Folgt aus dem Urteil des Bundesverfassungsgerichts zur Hartz IV ein neues Miteinander zwischen den Jobcenter-Mitarbeitern und den Leistungsbeziehern? Nicht unbedingt, sagt der Chef der Regionaldirektion Baden-Württemberg, Christian Rauch.

Politik: Matthias Schiermeyer (ms)

Stuttgart - Die Jobcenter werden vorerst keine Sanktionen für Hartz-IV-Bezieher verhängen, die Termine versäumen, Förderangebote nicht wahrnehmen oder Jobs ausschlagen. Dies gilt freilich nur für die nächsten zwei, drei Wochen, wie die Bundesagentur für Arbeit (BA) mit dem Bundesarbeitsministerium, Ländern und Kommunen nach der Entscheidung des Verfassungsgerichts vereinbart hat. „Wir werten das Urteil in Ruhe aus und ziehen dann die Schlussfolgerungen“, sagte der Chef der BA-Regionaldirektion im Südwesten, Christian Rauch, unserer Zeitung. „Die Menschen sollen das Geld, das ihnen zusteht, in der richtigen Höhe und für die richtige Dauer bekommen.“ Diese Phase hemme die Arbeit der Jobcenter nicht.

 

Fakt ist, dass das Urteil von sofort an umzusetzen ist und dass Sanktionen über eine Kürzung von 30 Prozent hinaus nicht mehr verfassungskonform sind. Generell muss die Bundesagentur für Mitarbeiter und Betroffene nun nachvollziehbare neue Regeln schaffen. Doch viele Detailfragen sind noch ungeklärt – etwa was mit den noch nicht bestandskräftigen Bescheiden über Leistungskürzungen von mehr als 30 Prozent passieren soll.

„Mehr Bürokratie und Verwaltungsaufwand“

Rauch begrüßt das Karlsruher Urteil: „Es stellt auf jeden Fall Rechtssicherheit her, und ich finde es auch gut, dass der Grundsatz des Förderns und Forderns erhalten geblieben ist, den ich in der Arbeitsmarktpolitik für wichtig halte.“ Die Grundidee sei es bisher ja schon nicht gewesen, Menschen zu bestrafen, sondern sie an die Arbeitswelt heranzuführen. „Nun kann man dieses Instrument flexibler einsetzen“, sagt der BA-Regionalchef. „Das ist sinnvoll, setzt aber auch etwas mehr Bürokratie und Verwaltungsaufwand voraus.“ Zudem bleibe abzuwarten, ob die Streitigkeiten darüber, dass eine Sanktion zu Recht oder zu Unrecht verhängt wurde, noch einmal zunehmen werden. Dies alles bedeutet Mehrarbeit für die Jobcenter, doch wird deswegen nicht gleich mehr Personal eingestellt.

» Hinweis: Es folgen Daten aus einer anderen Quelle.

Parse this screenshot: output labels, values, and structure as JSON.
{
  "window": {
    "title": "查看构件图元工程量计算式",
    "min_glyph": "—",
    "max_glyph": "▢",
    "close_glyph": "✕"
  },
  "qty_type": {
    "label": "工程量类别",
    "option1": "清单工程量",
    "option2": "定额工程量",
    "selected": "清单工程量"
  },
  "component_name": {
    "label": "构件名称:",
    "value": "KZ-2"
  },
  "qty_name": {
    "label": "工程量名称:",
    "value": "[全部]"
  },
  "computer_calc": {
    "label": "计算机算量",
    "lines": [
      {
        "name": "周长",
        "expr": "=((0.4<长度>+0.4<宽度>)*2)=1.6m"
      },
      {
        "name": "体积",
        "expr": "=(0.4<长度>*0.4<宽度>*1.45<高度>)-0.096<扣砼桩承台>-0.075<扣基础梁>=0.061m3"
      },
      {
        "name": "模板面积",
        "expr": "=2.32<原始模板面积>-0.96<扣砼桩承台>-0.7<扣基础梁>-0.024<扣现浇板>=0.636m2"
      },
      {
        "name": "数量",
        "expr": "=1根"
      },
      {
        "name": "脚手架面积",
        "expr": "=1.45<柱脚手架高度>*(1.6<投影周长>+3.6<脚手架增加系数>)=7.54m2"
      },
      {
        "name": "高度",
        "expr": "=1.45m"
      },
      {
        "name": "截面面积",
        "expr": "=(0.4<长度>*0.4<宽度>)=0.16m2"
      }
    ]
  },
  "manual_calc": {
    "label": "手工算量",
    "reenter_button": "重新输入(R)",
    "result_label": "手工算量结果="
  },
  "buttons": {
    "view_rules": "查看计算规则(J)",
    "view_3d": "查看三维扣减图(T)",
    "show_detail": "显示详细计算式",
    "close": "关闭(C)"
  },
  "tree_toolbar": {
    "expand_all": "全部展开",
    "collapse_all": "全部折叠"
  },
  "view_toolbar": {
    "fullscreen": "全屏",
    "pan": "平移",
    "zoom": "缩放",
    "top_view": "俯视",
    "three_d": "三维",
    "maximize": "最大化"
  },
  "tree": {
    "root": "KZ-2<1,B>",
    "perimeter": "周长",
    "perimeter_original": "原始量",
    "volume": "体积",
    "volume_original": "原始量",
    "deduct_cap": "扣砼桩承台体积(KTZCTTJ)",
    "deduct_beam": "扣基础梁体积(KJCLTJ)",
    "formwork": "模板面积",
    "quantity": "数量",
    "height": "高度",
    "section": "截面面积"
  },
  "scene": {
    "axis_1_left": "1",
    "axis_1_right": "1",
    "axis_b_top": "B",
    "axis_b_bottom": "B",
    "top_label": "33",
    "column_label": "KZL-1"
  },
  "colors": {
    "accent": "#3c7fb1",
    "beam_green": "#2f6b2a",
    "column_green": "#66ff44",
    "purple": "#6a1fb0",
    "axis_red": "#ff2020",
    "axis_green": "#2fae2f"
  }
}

Zentral ist, dass die Mitarbeiter größere Ermessensspielräume als bisher bekommen. Sie müssen nun im Einzelfall prüfen, ob die Sanktion verhältnismäßig ist. „Bisher war zu entscheiden: Liegt der Tatbestand vor, der eine Sanktion rechtfertigt – da war im Gesetz geregelt, in welcher Höhe und in welcher Dauer sie ausfällt“, erläutert Rauch. Jetzt müsse vor Ort zusätzlich entschieden werden, für welche Dauer die Sanktion sinnvoll ist – ob es also zwingend gleich drei Monate sein müssen.

Das Urteil hat nicht zwingend einen anderen Umgang zur Folge

Bisher wurden 75 Prozent der Sanktionen wegen Terminversäumnissen verhängt, weil etwa die Hartz-IV-Bezieher nicht erschienen sind. Dann mussten diese für drei Monate Leistungskürzungen hinnehmen, selbst wenn sie sich vier Wochen später gemeldet haben. Nun aber kann die Strafmaßnahme angepasst werden, wenn der Betroffene darauf reagiert und entlastende Gründe angibt. Zudem habe er das Urteil so verstanden, sagt Rauch, dass die Sanktion endet, wenn die Mitwirkung nachgeholt wird. „Da kommt eine neue Diskussionsebene hinein.“

Dass neue Regeln jedoch zu einem anderen Umgang mit den Leistungsempfängern führen, weil diese sich nun fairer behandelt fühlen, glaubt der Regional-Geschäftsführer der Arbeitsagentur nicht. „Das Thema Sanktionen wurde in Relation zu dem, was in Jobcentern gemacht wurde, in der Vergangenheit brutal überhöht“, sagt er. Tatsächlich hätten sie einen Anteil von weniger als drei Prozent der Kunden. „Die weit überwiegenden Kontakte haben damit nichts zu tun.“ So gesehen ändere sich auch der Umgang nicht.